A recent ruling by the U.S. Court of Federal Claims has made it more likely that an ambitious overhaul of the federal student loan servicing industry will be forthcoming.

As background, the U.S. Department of Education has announced plans to make sweeping changes to the student loan industry by requiring that its loan servicers be able to service the loans throughout the loan’s entire life cycle, from origination to payoff. The plan, called Next Generation Financial Services Environment (“NextGen”), intends to modernize the student loan industry by, among other things, establishing a single website portal for the management of student loans under one central “brand”. Student loan servicers selected through the federal government contract procurement process will service the loans, including default and collections, under this singular brand.

As NextGen will require its loan servicers to manage an entire loan “from cradle to grave,” it effectively excludes companies that currently only handle one aspect of student loan servicing such as collections. These companies have repeatedly objected to the federal government’s plans by challenging NextGen’s government contract procurement process.

In FMS Investment Corp. v. United States, one of the most prominent of such challenges, several private collection companies sued the federal government, contending that a recent NextGen government contract solicitation was unlawful because it restricts competition and violates state and federal laws governing debt collectors, including the Fair Debt Collection Practices Act. In particular, the private collection companies argued the solicitation, which required contractors to collect student loan debts under the government’s singular brand name, would violate parts of the FDCPA requiring that the debt collector’s identity be disclosed to the consumer. The collection companies also argued that the solicitation’s requirement of increased communications with customers might violate state laws that strictly limit how often a debt collector can contact a consumer. More generally, the private collection companies objected that no comprehensive legal analysis of NextGen had been conducted.

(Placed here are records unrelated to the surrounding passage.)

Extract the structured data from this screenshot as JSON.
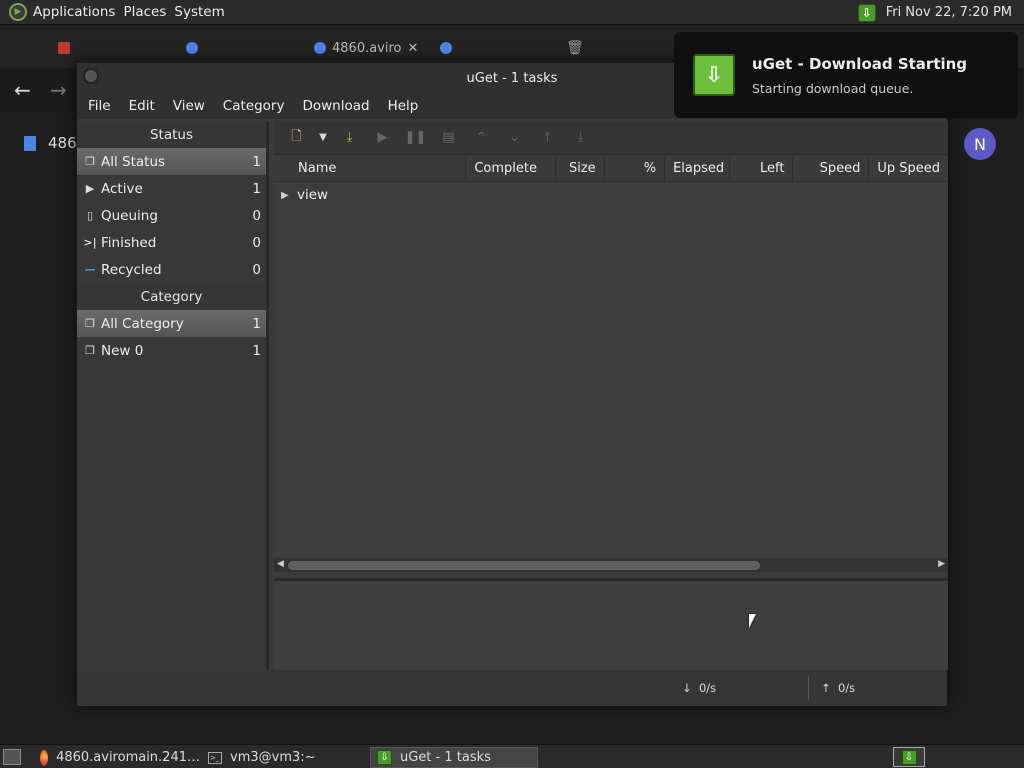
{
  "top_panel": {
    "menus": [
      "Applications",
      "Places",
      "System"
    ],
    "clock": "Fri Nov 22,  7:20 PM"
  },
  "browser": {
    "tabs": [
      {
        "label": "",
        "color": "#c0392b"
      },
      {
        "label": "",
        "color": "#4a86e8"
      },
      {
        "label": "4860.aviro",
        "color": "#4a86e8"
      },
      {
        "label": "",
        "color": "#4a86e8"
      }
    ],
    "doc_label": "486",
    "avatar": "N"
  },
  "uget": {
    "title": "uGet - 1 tasks",
    "menu": [
      "File",
      "Edit",
      "View",
      "Category",
      "Download",
      "Help"
    ],
    "sidebar": {
      "status_header": "Status",
      "status_items": [
        {
          "label": "All Status",
          "count": "1",
          "icon": "documents-icon"
        },
        {
          "label": "Active",
          "count": "1",
          "icon": "play-icon"
        },
        {
          "label": "Queuing",
          "count": "0",
          "icon": "document-icon"
        },
        {
          "label": "Finished",
          "count": "0",
          "icon": "finish-icon"
        },
        {
          "label": "Recycled",
          "count": "0",
          "icon": "minus-icon"
        }
      ],
      "category_header": "Category",
      "category_items": [
        {
          "label": "All Category",
          "count": "1"
        },
        {
          "label": "New 0",
          "count": "1"
        }
      ]
    },
    "columns": [
      "Name",
      "Complete",
      "Size",
      "%",
      "Elapsed",
      "Left",
      "Speed",
      "Up Speed"
    ],
    "tasks": [
      {
        "name": "view"
      }
    ],
    "status": {
      "down": "0/s",
      "up": "0/s"
    }
  },
  "notification": {
    "title": "uGet - Download Starting",
    "body": "Starting download queue."
  },
  "taskbar": {
    "items": [
      {
        "label": "4860.aviromain.241…"
      },
      {
        "label": "vm3@vm3:~"
      },
      {
        "label": "uGet - 1 tasks"
      }
    ]
  }
}
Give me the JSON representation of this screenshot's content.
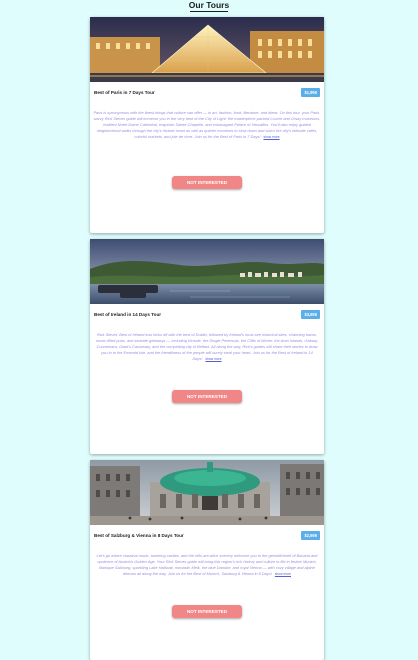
{
  "page": {
    "title": "Our Tours"
  },
  "colors": {
    "background": "#dffdfc",
    "price_badge": "#5aaee9",
    "button": "#f08686",
    "description_text": "#9b8cdf"
  },
  "tours": [
    {
      "name": "Best of Paris in 7 Days Tour",
      "price": "$1,995",
      "description": "Paris is synonymous with the finest things that culture can offer — in art, fashion, food, literature, and ideas. On this tour, your Paris-savvy Rick Steves guide will immerse you in the very best of the City of Light: the masterpiece-packed Louvre and Orsay museums, resilient Notre-Dame Cathedral, exquisite Sainte-Chapelle, and extravagant Palace of Versailles. You'll also enjoy guided neighborhood walks through the city's historic heart as well as quieter moments to slow down and savor the city's intimate cafés, colorful markets, and joie de vivre. Join us for the Best of Paris in 7 Days!",
      "show_more": "show more",
      "button": "NOT INTERESTED",
      "image_alt": "Louvre pyramid at night"
    },
    {
      "name": "Best of Ireland in 14 Days Tour",
      "price": "$3,895",
      "description": "Rick Steves' Best of Ireland tour kicks off with the best of Dublin, followed by Ireland's must-see historical sites, charming towns, music-filled pubs, and seaside getaways — including Kinsale, the Dingle Peninsula, the Cliffs of Moher, the Aran Islands, Galway, Connemara, Giant's Causeway, and the compelling city of Belfast. All along the way, Rick's guides will share their stories to draw you in to the Emerald Isle, and the friendliness of the people will surely steal your heart. Join us for the Best of Ireland in 14 Days!",
      "show_more": "show more",
      "button": "NOT INTERESTED",
      "image_alt": "Irish coastal town at dusk"
    },
    {
      "name": "Best of Salzburg & Vienna in 8 Days Tour",
      "price": "$2,695",
      "description": "Let's go where classical music, towering castles, and the-hills-are-alive scenery welcome you to the gemütlichkeit of Bavaria and opulence of Austria's Golden Age. Your Rick Steves guide will bring this region's rich history and culture to life in festive Munich, Baroque Salzburg, sparkling Lake Hallstatt, monastic Melk, the blue Danube, and royal Vienna — with cozy village and alpine detours all along the way. Join us for the Best of Munich, Salzburg & Vienna in 8 Days!",
      "show_more": "show more",
      "button": "NOT INTERESTED",
      "image_alt": "Vienna palace with green dome"
    }
  ]
}
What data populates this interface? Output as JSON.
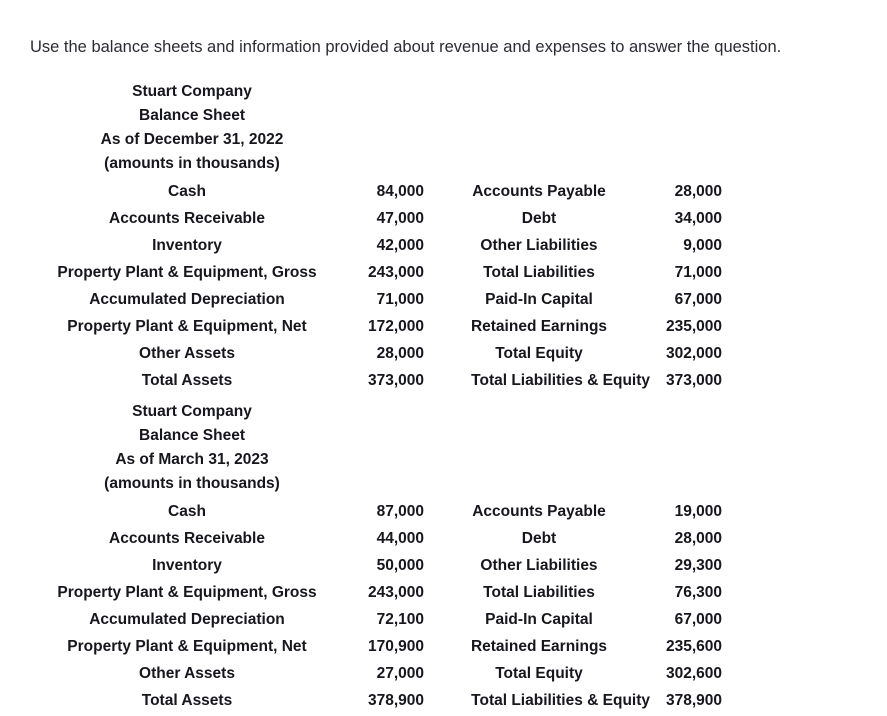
{
  "intro": {
    "text": "Use the balance sheets and information provided about revenue and expenses to answer the question."
  },
  "sheets": [
    {
      "company": "Stuart Company",
      "statement": "Balance Sheet",
      "date": "As of December 31, 2022",
      "units": "(amounts in thousands)",
      "rows": [
        {
          "asset_label": "Cash",
          "asset_value": "84,000",
          "liab_label": "Accounts Payable",
          "liab_value": "28,000"
        },
        {
          "asset_label": "Accounts Receivable",
          "asset_value": "47,000",
          "liab_label": "Debt",
          "liab_value": "34,000"
        },
        {
          "asset_label": "Inventory",
          "asset_value": "42,000",
          "liab_label": "Other Liabilities",
          "liab_value": "9,000"
        },
        {
          "asset_label": "Property Plant & Equipment, Gross",
          "asset_value": "243,000",
          "liab_label": "Total Liabilities",
          "liab_value": "71,000"
        },
        {
          "asset_label": "Accumulated Depreciation",
          "asset_value": "71,000",
          "liab_label": "Paid-In Capital",
          "liab_value": "67,000"
        },
        {
          "asset_label": "Property Plant & Equipment, Net",
          "asset_value": "172,000",
          "liab_label": "Retained Earnings",
          "liab_value": "235,000"
        },
        {
          "asset_label": "Other Assets",
          "asset_value": "28,000",
          "liab_label": "Total Equity",
          "liab_value": "302,000"
        },
        {
          "asset_label": "Total Assets",
          "asset_value": "373,000",
          "liab_label": "Total Liabilities & Equity",
          "liab_value": "373,000"
        }
      ]
    },
    {
      "company": "Stuart Company",
      "statement": "Balance Sheet",
      "date": "As of March 31, 2023",
      "units": "(amounts in thousands)",
      "rows": [
        {
          "asset_label": "Cash",
          "asset_value": "87,000",
          "liab_label": "Accounts Payable",
          "liab_value": "19,000"
        },
        {
          "asset_label": "Accounts Receivable",
          "asset_value": "44,000",
          "liab_label": "Debt",
          "liab_value": "28,000"
        },
        {
          "asset_label": "Inventory",
          "asset_value": "50,000",
          "liab_label": "Other Liabilities",
          "liab_value": "29,300"
        },
        {
          "asset_label": "Property Plant & Equipment, Gross",
          "asset_value": "243,000",
          "liab_label": "Total Liabilities",
          "liab_value": "76,300"
        },
        {
          "asset_label": "Accumulated Depreciation",
          "asset_value": "72,100",
          "liab_label": "Paid-In Capital",
          "liab_value": "67,000"
        },
        {
          "asset_label": "Property Plant & Equipment, Net",
          "asset_value": "170,900",
          "liab_label": "Retained Earnings",
          "liab_value": "235,600"
        },
        {
          "asset_label": "Other Assets",
          "asset_value": "27,000",
          "liab_label": "Total Equity",
          "liab_value": "302,600"
        },
        {
          "asset_label": "Total Assets",
          "asset_value": "378,900",
          "liab_label": "Total Liabilities & Equity",
          "liab_value": "378,900"
        }
      ]
    }
  ]
}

The private collection companies lost that suit on July 31, when the Court denied their motion for a permanent injunction halting the solicitation and granting the government’s motion for judgment on the administrative record. In its ruling, the Court found that the government had adequately justified its basis for combining loan servicing and collections and that NextGen did not per se violate the FDCPA or various state laws governing debt collection. Rather, at this stage, the government was entitled to a presumption that it would execute NextGen in a legal fashion and was “not required to set out exact state-by-state engagement strategies.”

The Court also found that the government’s cancellation of a prior solicitation of collection services under NextGen was not arbitrary and capricious.

Unless it is appealed, the Court’s ruling in FMS Investment Corp. v. United States paves the way for NextGen to move forward. It remains to be seen how the government will address the consumer protection concerns raised in this lawsuit as NextGen is implemented.